One thing that is ever present with regulatory compliance data distributions is that they are terribly skewed. See the previous post which provides a definition of skewed distributions and their implications. This post is going to attempt to provide a potential answer to why the data base is skewed.
At first, I was led to believe that potentially the skewness in the data was a result of the rules that being stringent enough, in other words, the health and safety standards were too easy to comply with.
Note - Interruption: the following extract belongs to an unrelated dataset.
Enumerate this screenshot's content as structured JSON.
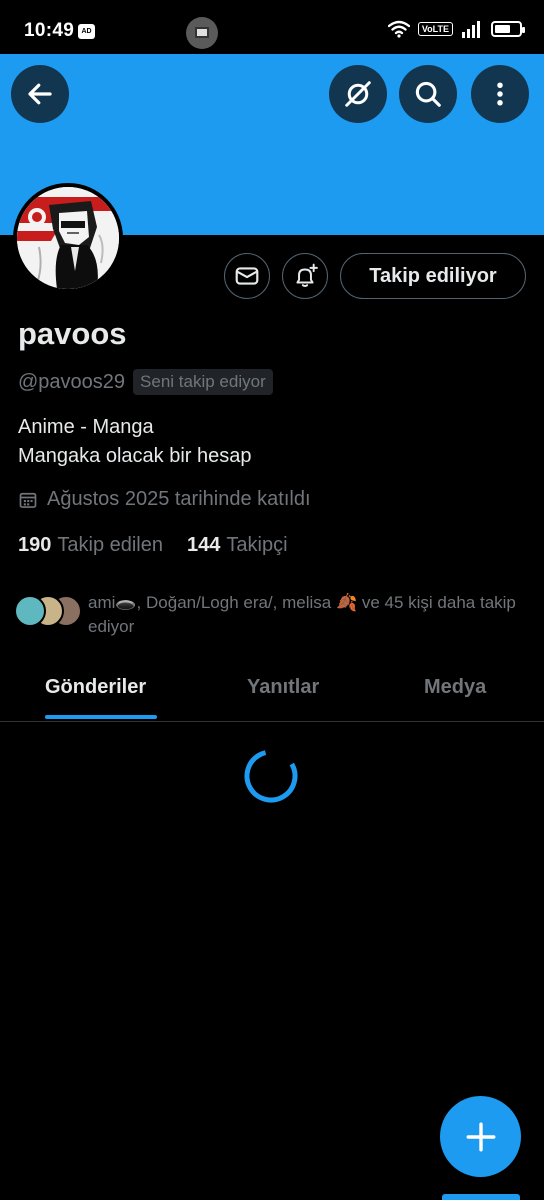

That could definitely be a contributing factor but this is not the case in all instances when one compares state human service rules and regulations and the Head Start Performance Standards. I think a much deeper structure may be operating that is more philosophical rather than practical.
The philosophy of regulatory compliance and rule formulation is one of risk aversion. In other words, how do we mitigate risk that potentially increases the chances of mortality or morbidity in the clients being served when a specific rule is out of compliance. This philosophy emphasizes the elimination of a risk, taking something away rather than adding to it. It is essentially, “Do No Harm”. It is interesting to note that generally regulatory compliance scoring is nominal in being either “Yes” or “No”; and a lower score is better than a higher score, there are fewer violations of rules. Not the way most assessment tools are designed.
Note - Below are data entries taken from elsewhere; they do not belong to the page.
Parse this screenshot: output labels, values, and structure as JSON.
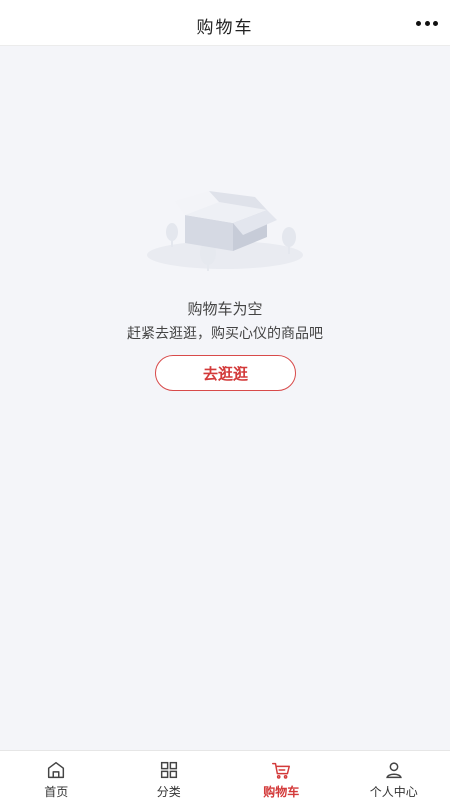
{
  "header": {
    "title": "购物车",
    "more_icon": "more-dots-icon"
  },
  "empty_state": {
    "illustration": "empty-box-icon",
    "title": "购物车为空",
    "subtitle": "赶紧去逛逛，购买心仪的商品吧",
    "button_label": "去逛逛"
  },
  "tabbar": {
    "active": "cart",
    "active_color": "#d33a3a",
    "items": [
      {
        "key": "home",
        "label": "首页",
        "icon": "home-icon"
      },
      {
        "key": "category",
        "label": "分类",
        "icon": "grid-icon"
      },
      {
        "key": "cart",
        "label": "购物车",
        "icon": "cart-icon"
      },
      {
        "key": "profile",
        "label": "个人中心",
        "icon": "user-icon"
      }
    ]
  }
}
For example, when one looks at program quality, this system is based upon the open-endedness adding to rather than taking away. It is all about, “Do Good” rather than “Do No Harm”. Generally when you look at the data distributions here, they are more normally distributed without the skewed nature of regulatory compliance data distributions. Generally program quality scoring is ordinal in nature on a Likert Scale. A higher score is better than a lower score. Makes sense in that when you have more of a good thing, the higher the score. And the philosophy of program quality is one of improvement with relatively little emphasis on risk aversion.
This is an alternate explanation to why regulatory compliance data distributions are so terribly skewed in comparison to other program quality measures.